Надо было готовиться к зиме, запасти мяса, наладить печь и кое-где починить крышу. У застрявших на острове были теперь дрова, были гвозди и топор, и можно было приняться, не откладывая, за дело. Степан опять стал целыми днями пропадать, высматривая оленей. Часами полз он к ним на брюхе и стрелял только наверняка. Так он уложил ещё четырех и, свистнув в пороховой рог, сунул его под нары.

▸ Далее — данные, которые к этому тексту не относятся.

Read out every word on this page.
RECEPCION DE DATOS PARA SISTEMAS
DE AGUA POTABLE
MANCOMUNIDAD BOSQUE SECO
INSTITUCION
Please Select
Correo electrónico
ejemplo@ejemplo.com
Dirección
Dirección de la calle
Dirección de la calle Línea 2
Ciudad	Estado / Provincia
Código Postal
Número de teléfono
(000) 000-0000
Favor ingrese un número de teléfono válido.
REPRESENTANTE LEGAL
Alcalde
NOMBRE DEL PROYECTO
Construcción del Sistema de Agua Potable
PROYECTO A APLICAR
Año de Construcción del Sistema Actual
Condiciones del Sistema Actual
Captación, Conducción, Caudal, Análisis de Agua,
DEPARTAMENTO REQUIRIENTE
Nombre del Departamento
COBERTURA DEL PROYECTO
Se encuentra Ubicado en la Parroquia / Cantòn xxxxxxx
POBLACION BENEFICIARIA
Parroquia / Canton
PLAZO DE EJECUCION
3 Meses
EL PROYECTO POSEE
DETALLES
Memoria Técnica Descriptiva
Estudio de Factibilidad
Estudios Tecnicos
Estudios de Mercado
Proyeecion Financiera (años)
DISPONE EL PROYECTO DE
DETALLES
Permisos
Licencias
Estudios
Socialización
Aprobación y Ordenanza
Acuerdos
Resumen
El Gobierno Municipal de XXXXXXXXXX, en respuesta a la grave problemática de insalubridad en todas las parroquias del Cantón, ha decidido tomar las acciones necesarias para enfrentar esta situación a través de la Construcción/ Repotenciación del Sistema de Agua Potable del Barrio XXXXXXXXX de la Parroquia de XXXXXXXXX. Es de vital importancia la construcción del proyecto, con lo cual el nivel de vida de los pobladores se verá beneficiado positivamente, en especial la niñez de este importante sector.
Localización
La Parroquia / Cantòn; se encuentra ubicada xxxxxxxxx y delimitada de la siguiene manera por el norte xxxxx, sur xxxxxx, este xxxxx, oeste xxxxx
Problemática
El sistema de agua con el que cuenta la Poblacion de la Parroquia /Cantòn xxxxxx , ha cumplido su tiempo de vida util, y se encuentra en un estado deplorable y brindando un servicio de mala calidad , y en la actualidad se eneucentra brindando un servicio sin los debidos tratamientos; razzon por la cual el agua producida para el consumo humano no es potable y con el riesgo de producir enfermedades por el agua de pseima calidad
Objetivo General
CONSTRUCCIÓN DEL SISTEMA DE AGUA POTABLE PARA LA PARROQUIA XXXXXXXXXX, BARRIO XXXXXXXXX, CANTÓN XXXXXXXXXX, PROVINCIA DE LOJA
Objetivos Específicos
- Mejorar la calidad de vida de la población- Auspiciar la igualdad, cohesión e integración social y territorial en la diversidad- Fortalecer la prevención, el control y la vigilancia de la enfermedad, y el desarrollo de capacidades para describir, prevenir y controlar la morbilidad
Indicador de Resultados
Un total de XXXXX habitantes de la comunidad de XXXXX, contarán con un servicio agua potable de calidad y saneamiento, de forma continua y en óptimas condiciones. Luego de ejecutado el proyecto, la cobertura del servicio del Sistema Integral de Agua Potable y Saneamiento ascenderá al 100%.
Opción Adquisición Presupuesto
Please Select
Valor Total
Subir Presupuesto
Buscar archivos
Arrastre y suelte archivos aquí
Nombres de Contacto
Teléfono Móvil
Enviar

А Федор и Ванюшка лазали тем временем с топором по крыше, постукивая по ней, как дятлы, и их туканье разносилось по всему острову, перекатываясь вдали по холмам и оврагам. Они заделали дыру на крыше и натаскали туда земли, которой накопал им Тимофеич найденною на берегу и наточенною на камне якорною лапою. На камне же Тимофеич отточил и крюк – так поразившую Федора находку с разбитого фрегата «Святая Елена». Тимофеич гвоздями приладил крюк к тяжелой дубине, для верности подвязал ещё одно к другому оленьими ремнями и получил орудие, с которым хоть сейчас медведя подымать. Даже поперечину и ту приладил, совсем как на заправской рогатине. И с нею, с рогатиною этой, Тимофеичу не так страшна была ночь, прибывавшая уже с каждым разом.
Ночь удлинялась и густела; она рассыпалась звездами по темному небу и шорохами по окрестным холмам. Начинались заморозки, и промышленники стали с вечера топить печь собранными на берегу дровами, которым не знали даже названия. Печка поднимала к закопченной кровле клубы голубого дыма, пахнувшего ладаном и ввергавшего Тимофеича в уныние.
– Дым, так он дымом и должен пахнуть, – сердился старик, – а ладан – не к добру! Ладан – к покойнику. Вот и у Еремии Петровича перед тем, как Гаврилка у него помер, печка тоже всё ладаном дымила.
– Не бывает вот полного счастья человеку, – сказал Степан, оттачивавший возле печки гвозди на камне. – При таком-то богатстве, – а ни племени, ни наследника. И всё ему мало, лешаку! Подрядит тебя к чертовой бабушке, а все, собака, норовит подешевле!
– Это оттого, что сердце у него гнилое, – сказал Тимофеич, мешая щепкой олений навар в котелке. – У богатых всегда сердце гнилое.
– Как так гнилое? – удивился Степан.